Whichever index was used (Iq values, cluster numbers, and SCC values), Infomax always presented better reliability than other non-deterministic algorithms (FastICA, EVD, and COMBI). Infomax also exhibited better consistency than the five deterministic algorithms (AMUSE, JADE, ERICA, RADICAL, and SIMBEC) when using SCC as the index. Compared with Infomax, FastICA presented weaker consistency with some unreliable separated ICs. Other algorithms exhibited poor consistency under some conditions.

When running Infomax with ICASSO, repetition times > 10 did not lead to significant differences between results, indicating that 10 times can be used to acquire reliable ICs when using this algorithm. In additional to the high reliability of Infomax, this finding can also be attributed to the algorithm of ICASSO that generates centrotype of each cluster as the representative. The centrotype is calculated as the maximum sum of similarities to other points in a cluster [8], and running Infomax with ICASSO can therefore generate consistent results after a few repetition times.

When using ICA to explore cerebral networks, especially for conditions with low signal-to-noise ratio such as resting state [19], consistent ICA results generated by using a reliable algorithm such as Infomax can lead to higher study efficiency. Otherwise, variations of ICA results from different runs enhance the difficulty in explaining acquired ICs.

Our results demonstrate that Infomax running 10 times with ICASSO can generate consistent ICs from fMRI data sets. This finding provides an easily accessible approach to generate reliable ICs. These ICs can be used to develop advanced analyses such as personalized brain networks [20].

The results also demonstrate that the algorithms other than Infomax produce more or less unreliable separated ICs. Therefore, caution needs to be taken in explaining ICA results when the consistency of ICs cannot be assured.

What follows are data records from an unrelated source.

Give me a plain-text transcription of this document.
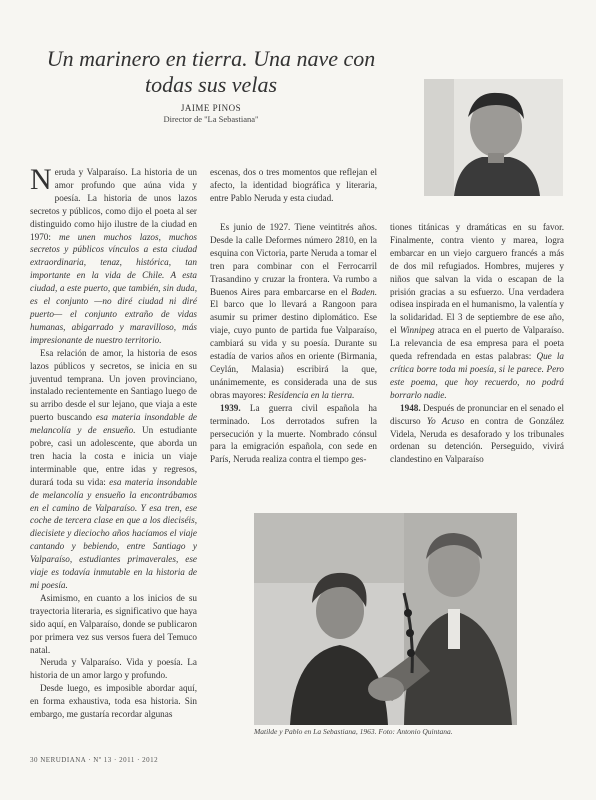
Un marinero en tierra. Una nave con todas sus velas
JAIME PINOS
Director de "La Sebastiana"

Neruda y Valparaíso. La historia de un amor profundo que aúna vida y poesía. La historia de unos lazos secretos y públicos, como dijo el poeta al ser distinguido como hijo ilustre de la ciudad en 1970: me unen muchos lazos, muchos secretos y públicos vínculos a esta ciudad extraordinaria, tenaz, histórica, tan importante en la vida de Chile. A esta ciudad, a este puerto, que también, sin duda, es el conjunto —no diré ciudad ni diré puerto— el conjunto extraño de vidas humanas, abigarrado y maravilloso, más impresionante de nuestro territorio.

Esa relación de amor, la historia de esos lazos públicos y secretos, se inicia en su juventud temprana. Un joven provinciano, instalado recientemente en Santiago luego de su arribo desde el sur lejano, que viaja a este puerto buscando esa materia insondable de melancolía y de ensueño. Un estudiante pobre, casi un adolescente, que aborda un tren hacia la costa e inicia un viaje interminable que, entre idas y regresos, durará toda su vida: esa materia insondable de melancolía y ensueño la encontrábamos en el camino de Valparaíso. Y esa tren, ese coche de tercera clase en que a los dieciséis, diecisiete y dieciocho años hacíamos el viaje cantando y bebiendo, entre Santiago y Valparaíso, estudiantes primaverales, ese viaje es todavía inmutable en la historia de mi poesía.

Asimismo, en cuanto a los inicios de su trayectoria literaria, es significativo que haya sido aquí, en Valparaíso, donde se publicaron por primera vez sus versos fuera del Temuco natal.

Neruda y Valparaíso. Vida y poesía. La historia de un amor largo y profundo.

Desde luego, es imposible abordar aquí, en forma exhaustiva, toda esa historia. Sin embargo, me gustaría recordar algunas

escenas, dos o tres momentos que reflejan el afecto, la identidad biográfica y literaria, entre Pablo Neruda y esta ciudad.

Es junio de 1927. Tiene veintitrés años. Desde la calle Deformes número 2810, en la esquina con Victoria, parte Neruda a tomar el tren para combinar con el Ferrocarril Trasandino y cruzar la frontera. Va rumbo a Buenos Aires para embarcarse en el Baden. El barco que lo llevará a Rangoon para asumir su primer destino diplomático. Ese viaje, cuyo punto de partida fue Valparaíso, cambiará su vida y su poesía. Durante su estadía de varios años en oriente (Birmania, Ceylán, Malasia) escribirá la que, unánimemente, es considerada una de sus obras mayores: Residencia en la tierra.

1939. La guerra civil española ha terminado. Los derrotados sufren la persecución y la muerte. Nombrado cónsul para la emigración española, con sede en París, Neruda realiza contra el tiempo ges-

tiones titánicas y dramáticas en su favor. Finalmente, contra viento y marea, logra embarcar en un viejo carguero francés a más de dos mil refugiados. Hombres, mujeres y niños que salvan la vida o escapan de la prisión gracias a su esfuerzo. Una verdadera odisea inspirada en el humanismo, la valentía y la solidaridad. El 3 de septiembre de ese año, el Winnipeg atraca en el puerto de Valparaíso. La relevancia de esa empresa para el poeta queda refrendada en estas palabras: Que la crítica borre toda mi poesía, si le parece. Pero este poema, que hoy recuerdo, no podrá borrarlo nadie.

1948. Después de pronunciar en el senado el discurso Yo Acuso en contra de González Videla, Neruda es desaforado y los tribunales ordenan su detención. Perseguido, vivirá clandestino en Valparaíso

Matilde y Pablo en La Sebastiana, 1963. Foto: Antonio Quintana.
30 NERUDIANA · Nº 13 · 2011 · 2012
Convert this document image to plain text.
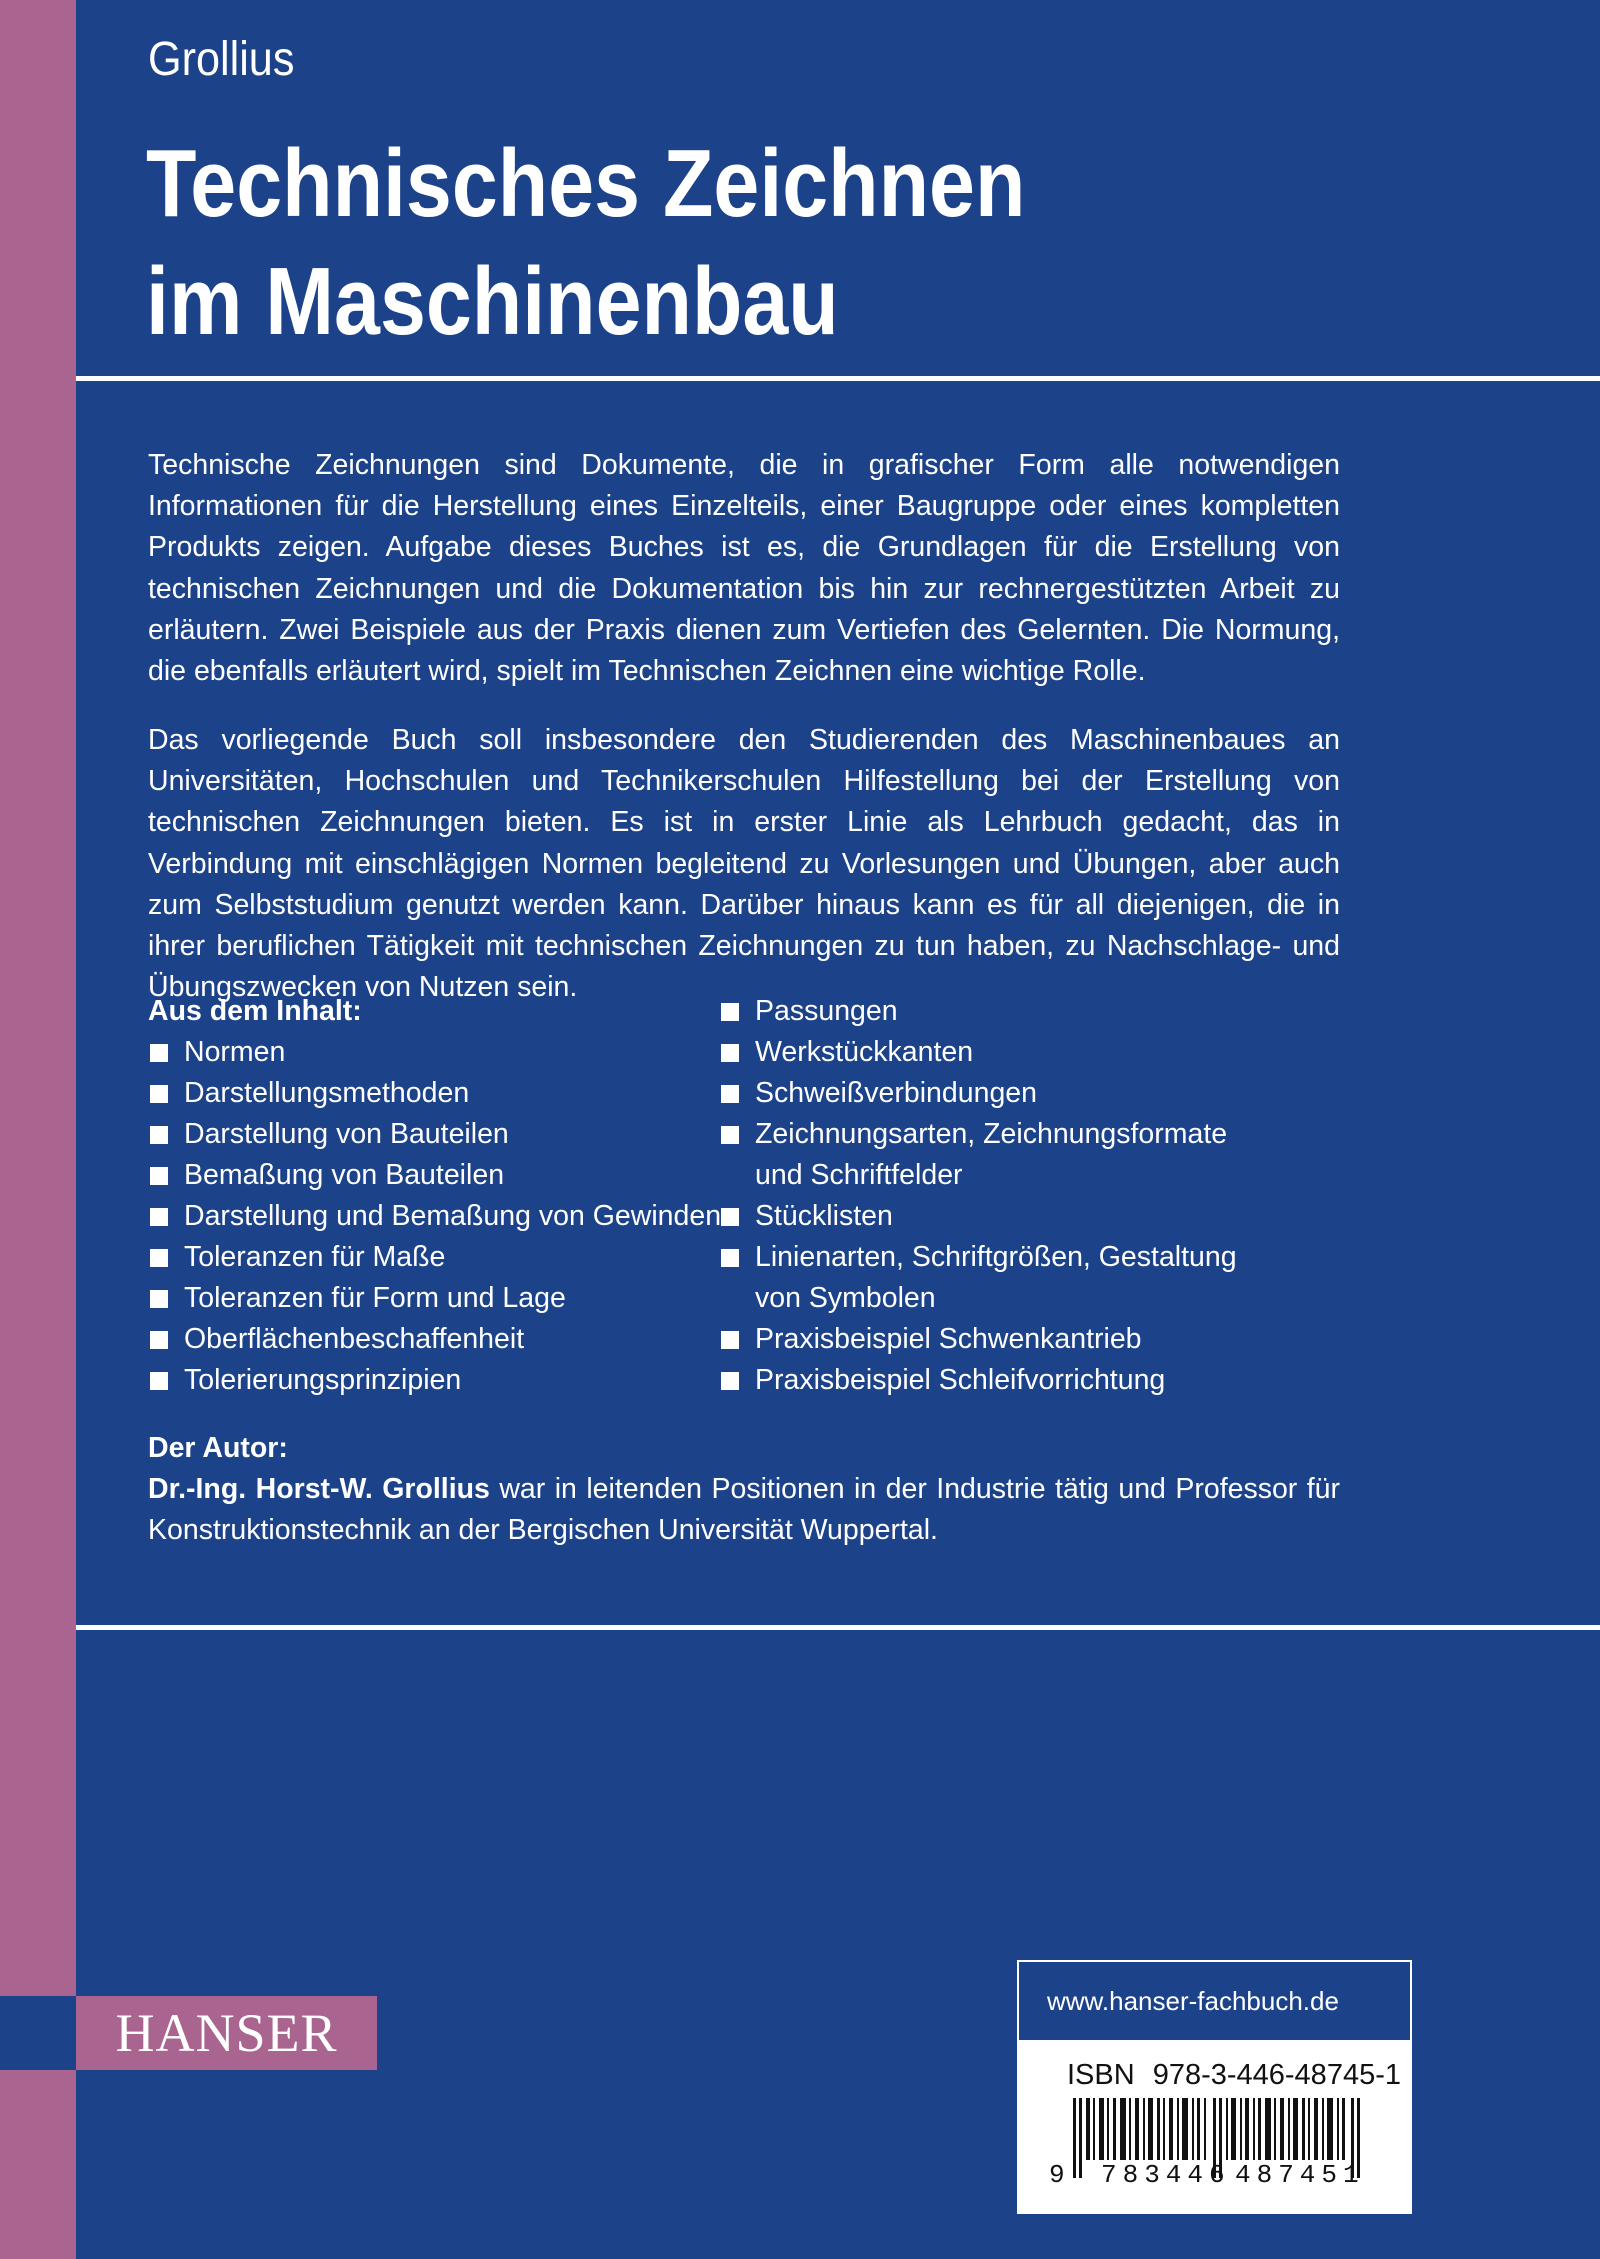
Grollius
Technisches Zeichnen
im Maschinenbau

Technische Zeichnungen sind Dokumente, die in grafischer Form alle notwendigen Informationen für die Herstellung eines Einzelteils, einer Baugruppe oder eines kompletten Produkts zeigen. Aufgabe dieses Buches ist es, die Grundlagen für die Erstellung von technischen Zeichnungen und die Dokumentation bis hin zur rechnergestützten Arbeit zu erläutern. Zwei Beispiele aus der Praxis dienen zum Vertiefen des Gelernten. Die Normung, die ebenfalls erläutert wird, spielt im Technischen Zeichnen eine wichtige Rolle.

Das vorliegende Buch soll insbesondere den Studierenden des Maschinenbaues an Universitäten, Hochschulen und Technikerschulen Hilfestellung bei der Erstellung von technischen Zeichnungen bieten. Es ist in erster Linie als Lehrbuch gedacht, das in Verbindung mit einschlägigen Normen begleitend zu Vorlesungen und Übungen, aber auch zum Selbststudium genutzt werden kann. Darüber hinaus kann es für all diejenigen, die in ihrer beruflichen Tätigkeit mit technischen Zeichnungen zu tun haben, zu Nachschlage- und Übungszwecken von Nutzen sein.

Aus dem Inhalt:
Normen
Darstellungsmethoden
Darstellung von Bauteilen
Bemaßung von Bauteilen
Darstellung und Bemaßung von Gewinden
Toleranzen für Maße
Toleranzen für Form und Lage
Oberflächenbeschaffenheit
Tolerierungsprinzipien
Passungen
Werkstückkanten
Schweißverbindungen
Zeichnungsarten, Zeichnungsformate
und Schriftfelder
Stücklisten
Linienarten, Schriftgrößen, Gestaltung
von Symbolen
Praxisbeispiel Schwenkantrieb
Praxisbeispiel Schleifvorrichtung
Der Autor:

Dr.-Ing. Horst-W. Grollius war in leitenden Positionen in der Industrie tätig und Professor für Konstruktionstechnik an der Bergischen Universität Wuppertal.

HANSER
www.hanser-fachbuch.de
ISBN 978-3-446-48745-1
9 783446 487451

The SCC was the correlation coefficient value between two IC spatial maps, that is, two spatial matrices. When comparing two groups of ICs A and B, the correlation coefficient value between each IC in group A and each IC in group B was calculated. The best-matched ICs must be a pair presenting the highest correlation value. Such a pair was unique since the corresponding correlation value was the highest one, and we did not find an IC in one group presenting two equally highest correlation values with two different ICs in the other group. We used the correlation coefficient value to compare different conditions, and the correlation values can be transformed into normal variables by using the Fisher-Z transform. Suppose that the population of correlation coefficient values is ρ, and the sample of correlation coefficients is r (the sample is a part of the population). When the Fisher-Z transformation is applied to the sample r, the sampling distribution of the transformed variable is approximately normal. Without the Fisher transformation, the variance of r (between two variables X and Y) grows smaller as |ρ| gets closer to 1 and thus is not normally distributed. In this study, however, for each comparison between two groups of SCCs, the normal distribution of the transformed SCC values in each group cannot be assured. The reason is that the SCC values (r values) come from different populations. For example, the SCC value between j-th IC in group A and k-th IC in group B can be Fisher-Z transformed, which leads to a normal distribution of the transformed SCC value. Such a normal distribution means that the transformed r values meet normal distribution for the two populations where two samples (j-th IC in group A and k-th IC in group B) are drawn. But now we have other SCC values between other pairs of ICs (e.g., m-th IC in group A and n-th IC in group B). These are samples from other populations. Therefore, the transformed r values may not be normally distributed when put into a group. As the solution, we used the Kruskal–Wallis test in Tables 6 and 7 since the Kruskal–Wallis test is a nonparametric test and does not assume the normality of the measurement variable.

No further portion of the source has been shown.